A New Way to Thrive


Medicine Hat’s live music industry taking down barriers.

The need to adapt to a lengthy pandemic has played a role in everyone’s life. This has been especially true for the live music industry, which was among the first to go and will be among the last to return when COVID-19 is behind us.

For festivals like Medicine Hat’s Tongue on the Post, which runs annually in January and generally puts on a number of live performances from intimate venues around the city, the only way to survive was to bring the music directly to the audience.

“Obviously the pandemic put everyone on their head and turned the entire industry upside down,” says Rob Pape, executive and artistic director of the Medicine Hat Folk Music Club, which organizes TOP. “And the reality is, the only way we’ve been able to accommodate and continue to present was to take the technology shift and get into live streaming.”

Enter Plugged-In Media, a company cofounded by Pape to not only take Tongue on the Post virtual but to also fill a local production void. Had TOP or any other local event wanted to put on a quality live-stream performance, it would have required hiring outside the region.

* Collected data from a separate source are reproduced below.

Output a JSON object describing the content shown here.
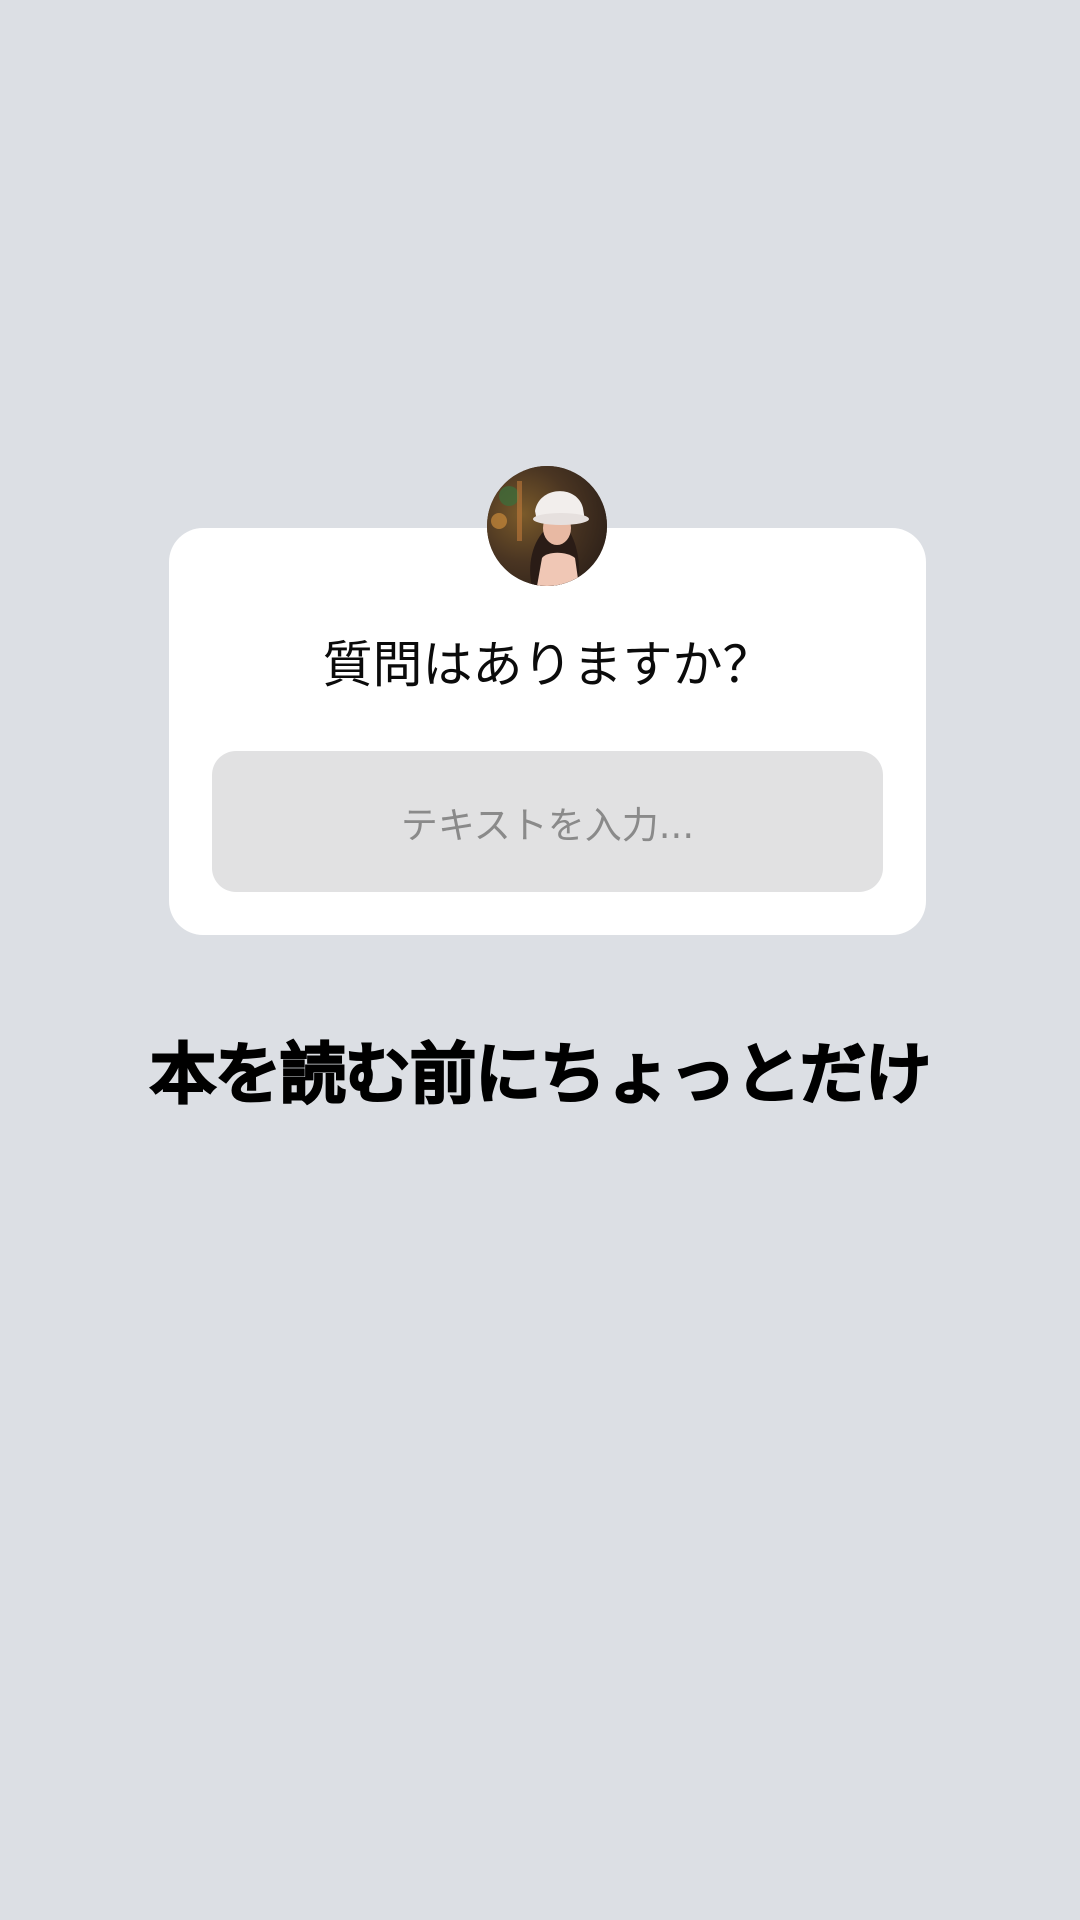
{
  "question_sticker": {
    "question": "質問はありますか？",
    "input_placeholder": "テキストを入力..."
  },
  "caption": {
    "text": "本を読む前にちょっとだけ"
  },
  "colors": {
    "background": "#dcdfe4",
    "card": "#ffffff",
    "input_background": "#e1e1e2",
    "placeholder_text": "#8a8a8a",
    "caption_text": "#000000"
  },
  "icons": {
    "avatar": "profile-photo-avatar"
  }
}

Necessity had Plugged-In Media up and running in a matter of months, and its first virtual concert was Nov. 27 with Alberta’s own Over The Moon. 

The show was met with praise.

Now that Pape knew live-streaming could work for Tongue on the Post, approval was needed from the province. After a touch-and-go process, the OK was given for a scaled-down version, with all shows streamed from Medalta Potteries, a longtime TOP partner and a southeastern Alberta gem.

And getting the festival off the ground proved a lot more than its plausibility, as the 12 shows across six days connected with more than 85,000 people from not just southeastern Alberta but around the world.

“We knew this festival was an opportunity to connect with our community,” Pape says. “A community needs live music, we’ve been told this many times. We wanted to reach out to the community in what’s been a really crazy time, so that’s why we set it up as a pay-what-you-can event.

“It was phenomenal to make this connection and show what Medicine Hat has to offer, and really show that we’re here to play on a bigger stage.”

That doesn’t mean the focus isn’t on quality live music, COVID or no COVID, and for those who itching to see a band in person again, an event planned for August through Pape’s personal business, Road Worn Productions and Management, should provide that in a big way.

Medicine Hat Porch Fest, a free event,  is set for August and will consist of exactly what it sounds like. Several Southeast Hill homes within walking distance of each other will feature a local band, and concert-goers will be able to follow pandemic protocol while roaming the neighbourhood from porch to porch. The event will take place on the last Saturday in August, which is annually recognized as International Play Music on the Porch Day.

“It will be completely free to the community,” Pape says. “It’s to promote getting out, getting some fresh air and connecting.”